Given the way people multitask (or fail to multitask) today, the latter scenario may be more likely, he adds. "How many times have you been in a meeting 'multitasking,' only to request that a direct question be repeated after a period of awkward silence?" he asks.
Helane Stein, CIO at Brixmor Property Group agrees. "I'm old school when it comes to being present and listening during a meeting or conversation," she says. "As much as I like and use technology, knowing when to put it away is important."
The old admonishment to "do as I say, not as I do" won't work when it comes to wearable tech etiquette. As a leader, you need to set the proper tone for the group and then stick to it. "In a collaborative environment, it's important to set the ground rules for all participants, be fully present, listen, and pay attention to both the verbal communication and the visual cues," Stein says.
Old-school manners don't mean new-school tech isn't permitted. There will always be times when you'll be expecting an important call during a meeting. In those instances, just be polite and let your colleagues know. "If there's a pressing matter and I'm waiting for an email or a call, I warn the person in advance that I may have to interrupt our meeting," Stein says.
Wearables can also create awkward situations in other ways. For example, what do you do when your fitness tracker announces that you've been sitting too long -- while you're meeting with your CEO? One answer may be to change our idea of what constitutes a meeting. Stein routinely invites colleagues to go for walks to brainstorm ideas. "Several of us walk together and have been able to solve complex tasks with creative solutions, while at the same time getting a little exercise," she says. "However, I make sure walking is not perceived as a mandate. I only do this with those who enjoy it."
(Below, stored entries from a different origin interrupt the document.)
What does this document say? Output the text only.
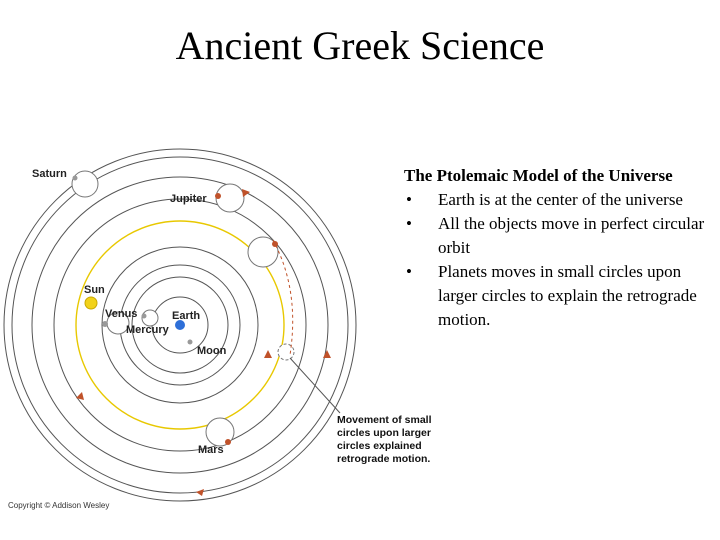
Ancient Greek Science
Saturn
Jupiter
Sun
Venus
Mercury
Earth
Moon
Mars
Movement of small
circles upon larger
circles explained
retrograde motion.
Copyright © Addison Wesley
The Ptolemaic Model of the Universe
• Earth is at the center of the universe
• All the objects move in perfect circular orbit
• Planets moves in small circles upon larger circles to explain the retrograde motion.
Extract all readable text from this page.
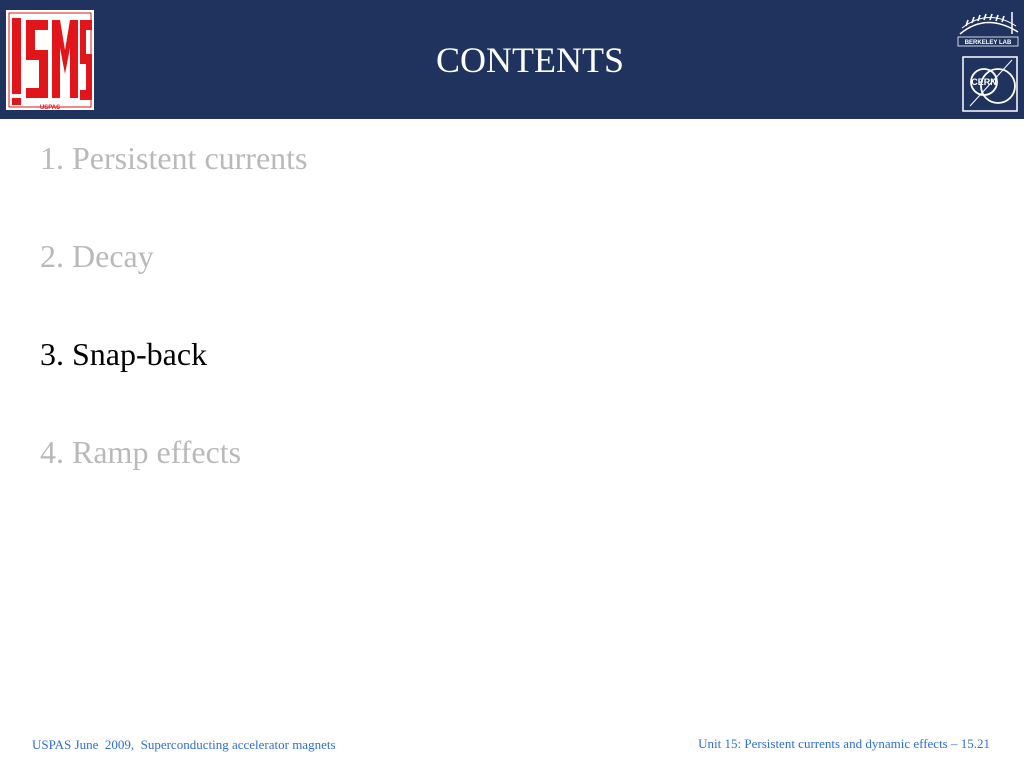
USPAS
CONTENTS	BERKELEY LAB
CERN
1. Persistent currents
2. Decay
3. Snap-back
4. Ramp effects
USPAS June  2009,  Superconducting accelerator magnets	Unit 15: Persistent currents and dynamic effects – 15.21
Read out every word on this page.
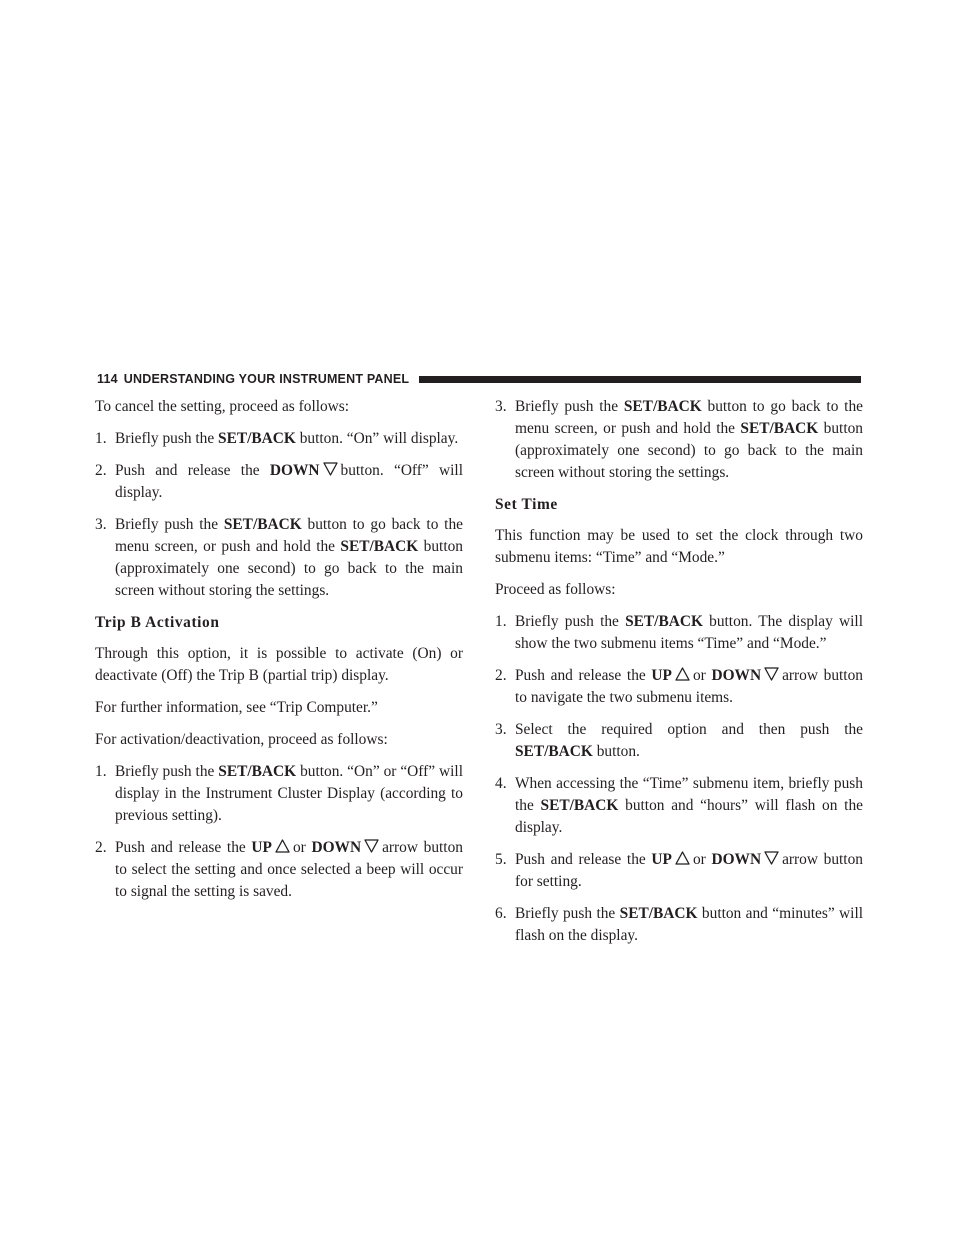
114 UNDERSTANDING YOUR INSTRUMENT PANEL

To cancel the setting, proceed as follows:

1. Briefly push the SET/BACK button. “On” will display.
2. Push and release the DOWN button. “Off” will display.
3. Briefly push the SET/BACK button to go back to the menu screen, or push and hold the SET/BACK button (approximately one second) to go back to the main screen without storing the settings.
Trip B Activation

Through this option, it is possible to activate (On) or deactivate (Off) the Trip B (partial trip) display.

For further information, see “Trip Computer.”

For activation/deactivation, proceed as follows:

1. Briefly push the SET/BACK button. “On” or “Off” will display in the Instrument Cluster Display (according to previous setting).
2. Push and release the UP or DOWN arrow button to select the setting and once selected a beep will occur to signal the setting is saved.
3. Briefly push the SET/BACK button to go back to the menu screen, or push and hold the SET/BACK button (approximately one second) to go back to the main screen without storing the settings.
Set Time

This function may be used to set the clock through two submenu items: “Time” and “Mode.”

Proceed as follows:

1. Briefly push the SET/BACK button. The display will show the two submenu items “Time” and “Mode.”
2. Push and release the UP or DOWN arrow button to navigate the two submenu items.
3. Select the required option and then push the SET/BACK button.
4. When accessing the “Time” submenu item, briefly push the SET/BACK button and “hours” will flash on the display.
5. Push and release the UP or DOWN arrow button for setting.
6. Briefly push the SET/BACK button and “minutes” will flash on the display.
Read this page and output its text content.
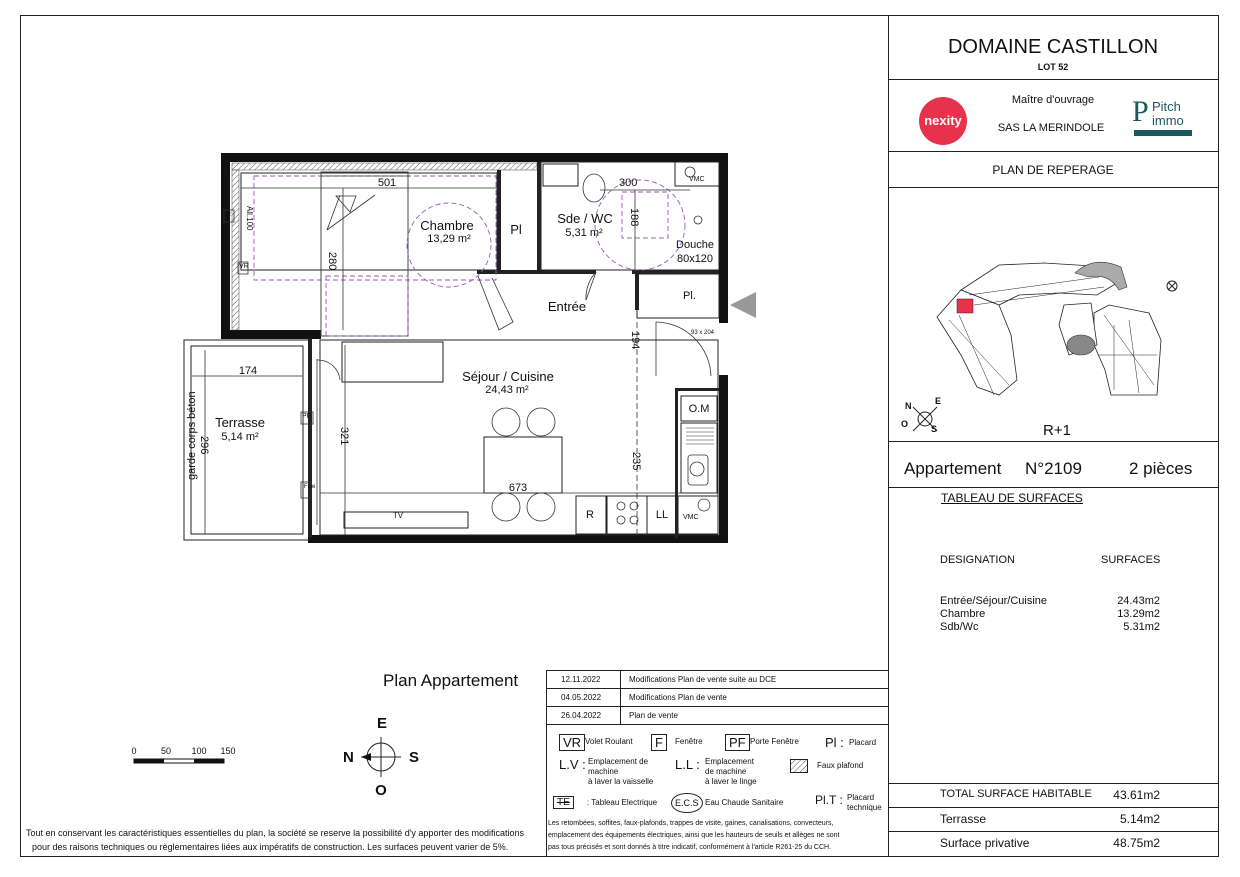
F All.100
VR
501
280
Chambre
13,29 m²
Pl
Sde / WC
5,31 m²
300
188
VMC
Douche
80x120
Pl.
Entrée
93 x 204
194
Séjour / Cuisine
24,43 m²
174
296
garde corps béton Terrasse
5,14 m²
PF
Fixe
321
235
673
O.M
R	LL VMC
TV
Plan Appartement
0	50 100 150
E
N	S
O
Tout en conservant les caractéristiques essentielles du plan, la société se reserve la possibilité d'y apporter des modifications
pour des raisons techniques ou règlementaires liées aux impératifs de construction. Les surfaces peuvent varier de 5%.
12.11.2022	Modifications Plan de vente suite au DCE
04.05.2022	Modifications Plan de vente
26.04.2022	Plan de vente
VR Volet Roulant	F	Fenêtre	PF Porte Fenêtre Pl : Placard
L.V : Emplacement de
machine
à laver la vaisselle
L.L : Emplacement
de machine
à laver le linge
Faux plafond
TE	: Tableau Electrique	E.C.S Eau Chaude Sanitaire	Pl.T : Placard
technique
Les retombées, soffites, faux-plafonds, trappes de visite, gaines, canalisations, convecteurs,
emplacement des équipements électriques, ainsi que les hauteurs de seuils et allèges ne sont
pas tous précisés et sont donnés à titre indicatif, conformément à l'article R261-25 du CCH.
DOMAINE CASTILLON
LOT 52
nexity
Maître d'ouvrage
SAS LA MERINDOLE P Pitch
immo
PLAN DE REPERAGE
N	E
S
O	R+1
Appartement N°2109	2 pièces
TABLEAU DE SURFACES
DESIGNATION	SURFACES
Entrée/Séjour/Cuisine	24.43m2
Chambre	13.29m2
Sdb/Wc	5.31m2
TOTAL SURFACE HABITABLE 43.61m2
Terrasse	5.14m2
Surface privative	48.75m2
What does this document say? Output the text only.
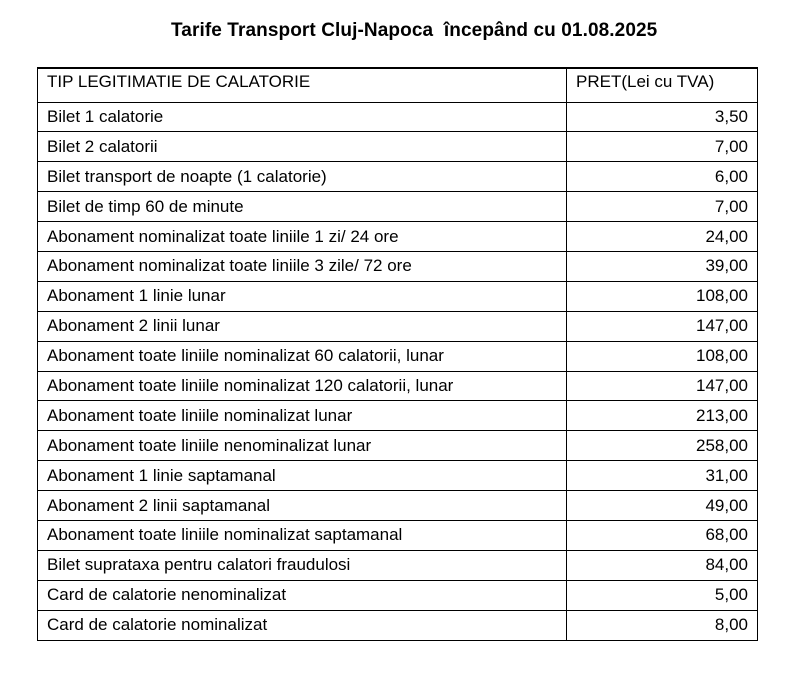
Tarife Transport Cluj-Napoca  începând cu 01.08.2025
TIP LEGITIMATIE DE CALATORIE	PRET(Lei cu TVA)
Bilet 1 calatorie	3,50
Bilet 2 calatorii	7,00
Bilet transport de noapte (1 calatorie)	6,00
Bilet de timp 60 de minute	7,00
Abonament nominalizat toate liniile 1 zi/ 24 ore	24,00
Abonament nominalizat toate liniile 3 zile/ 72 ore	39,00
Abonament 1 linie lunar	108,00
Abonament 2 linii lunar	147,00
Abonament toate liniile nominalizat 60 calatorii, lunar	108,00
Abonament toate liniile nominalizat 120 calatorii, lunar	147,00
Abonament toate liniile nominalizat lunar	213,00
Abonament toate liniile nenominalizat lunar	258,00
Abonament 1 linie saptamanal	31,00
Abonament 2 linii saptamanal	49,00
Abonament toate liniile nominalizat saptamanal	68,00
Bilet suprataxa pentru calatori fraudulosi	84,00
Card de calatorie nenominalizat	5,00
Card de calatorie nominalizat	8,00
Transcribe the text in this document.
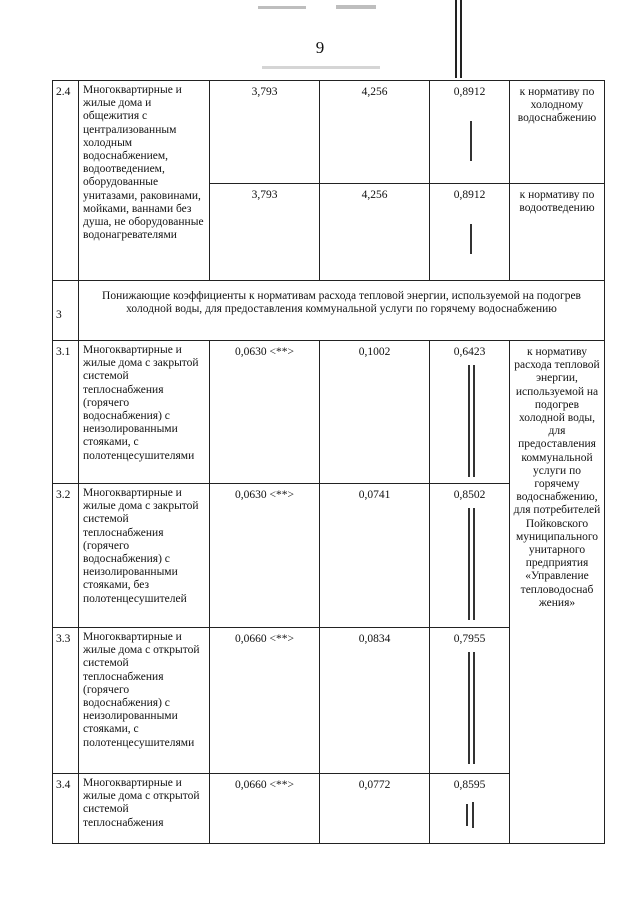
9
2.4	Многоквартирные и жилые дома и общежития с централизованным холодным водоснабжением, водоотведением, оборудованные унитазами, раковинами, мойками, ваннами без душа, не оборудованные водонагревателями	3,793	4,256	0,8912	к нормативу по холодному водоснабжению
		3,793	4,256	0,8912	к нормативу по водоотведению
3	Понижающие коэффициенты к нормативам расхода тепловой энергии, используемой на подогрев холодной воды, для предоставления коммунальной услуги по горячему водоснабжению				
3.1	Многоквартирные и жилые дома с закрытой системой теплоснабжения (горячего водоснабжения) с неизолированными стояками, с полотенцесушителями	0,0630 <**>	0,1002	0,6423	к нормативу расхода тепловой энергии, используемой на подогрев холодной воды, для предоставления коммунальной услуги по горячему водоснабжению, для потребителей Пойковского муниципального унитарного предприятия «Управление тепловодоснаб жения»
3.2	Многоквартирные и жилые дома с закрытой системой теплоснабжения (горячего водоснабжения) с неизолированными стояками, без полотенцесушителей	0,0630 <**>	0,0741	0,8502	

3.3	Многоквартирные и жилые дома с открытой системой теплоснабжения (горячего водоснабжения) с неизолированными стояками, с полотенцесушителями	0,0660 <**>	0,0834	0,7955	

3.4	Многоквартирные и жилые дома с открытой системой теплоснабжения	0,0660 <**>	0,0772	0,8595	
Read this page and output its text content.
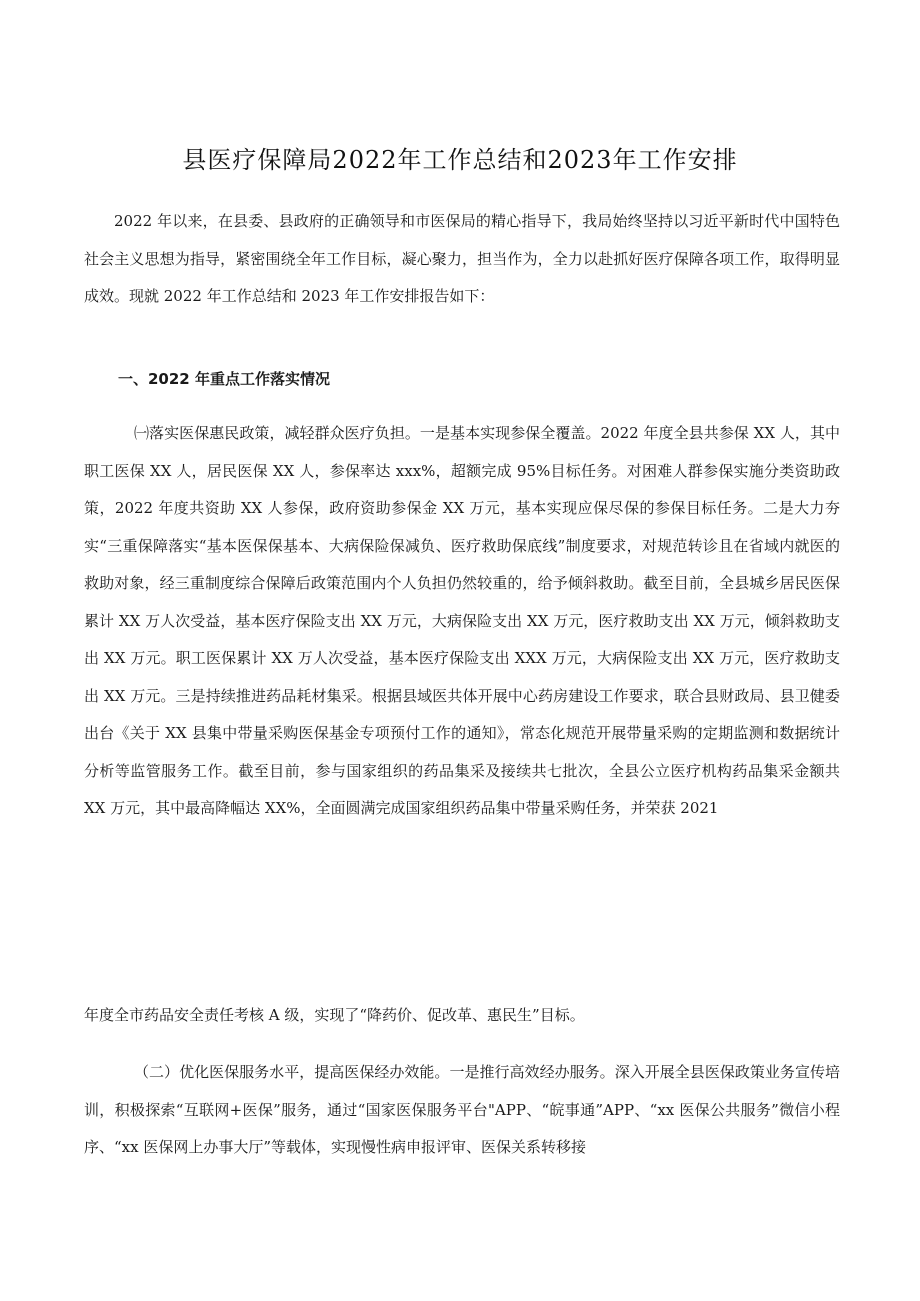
县医疗保障局2022年工作总结和2023年工作安排

2022 年以来，在县委、县政府的正确领导和市医保局的精心指导下，我局始终坚持以习近平新时代中国特色社会主义思想为指导，紧密围绕全年工作目标，凝心聚力，担当作为，全力以赴抓好医疗保障各项工作，取得明显成效。现就 2022 年工作总结和 2023 年工作安排报告如下：

一、2022 年重点工作落实情况

㈠落实医保惠民政策，减轻群众医疗负担。一是基本实现参保全覆盖。2022 年度全县共参保 XX 人，其中职工医保 XX 人，居民医保 XX 人，参保率达 xxx%，超额完成 95%目标任务。对困难人群参保实施分类资助政策，2022 年度共资助 XX 人参保，政府资助参保金 XX 万元，基本实现应保尽保的参保目标任务。二是大力夯实“三重保障落实“基本医保保基本、大病保险保减负、医疗救助保底线”制度要求，对规范转诊且在省域内就医的救助对象，经三重制度综合保障后政策范围内个人负担仍然较重的，给予倾斜救助。截至目前，全县城乡居民医保累计 XX 万人次受益，基本医疗保险支出 XX 万元，大病保险支出 XX 万元，医疗救助支出 XX 万元，倾斜救助支出 XX 万元。职工医保累计 XX 万人次受益，基本医疗保险支出 XXX 万元，大病保险支出 XX 万元，医疗救助支出 XX 万元。三是持续推进药品耗材集采。根据县域医共体开展中心药房建设工作要求，联合县财政局、县卫健委出台《关于 XX 县集中带量采购医保基金专项预付工作的通知》，常态化规范开展带量采购的定期监测和数据统计分析等监管服务工作。截至目前，参与国家组织的药品集采及接续共七批次，全县公立医疗机构药品集采金额共 XX 万元，其中最高降幅达 XX%，全面圆满完成国家组织药品集中带量采购任务，并荣获 2021

年度全市药品安全责任考核 A 级，实现了“降药价、促改革、惠民生”目标。

（二）优化医保服务水平，提高医保经办效能。一是推行高效经办服务。深入开展全县医保政策业务宣传培训，积极探索“互联网+医保”服务，通过“国家医保服务平台"APP、“皖事通”APP、“xx 医保公共服务”微信小程序、“xx 医保网上办事大厅”等载体，实现慢性病申报评审、医保关系转移接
"When we choose to spend our time with someone, or they decide to give their time to us, we should treat that gift with respect and gratitude," says Maiorini. "Getting an alert on your watch reminding you to be on time for a meeting while you're answering email demonstrates an appreciation and respect for that individual's time. Getting an alert on your watch while you're speaking to someone and then getting distracted -- or, worse, responding -- sends the opposite message."
Relationships are built on trust. We build trust when we listen. We can listen only when we are quiet. Quiet your devices.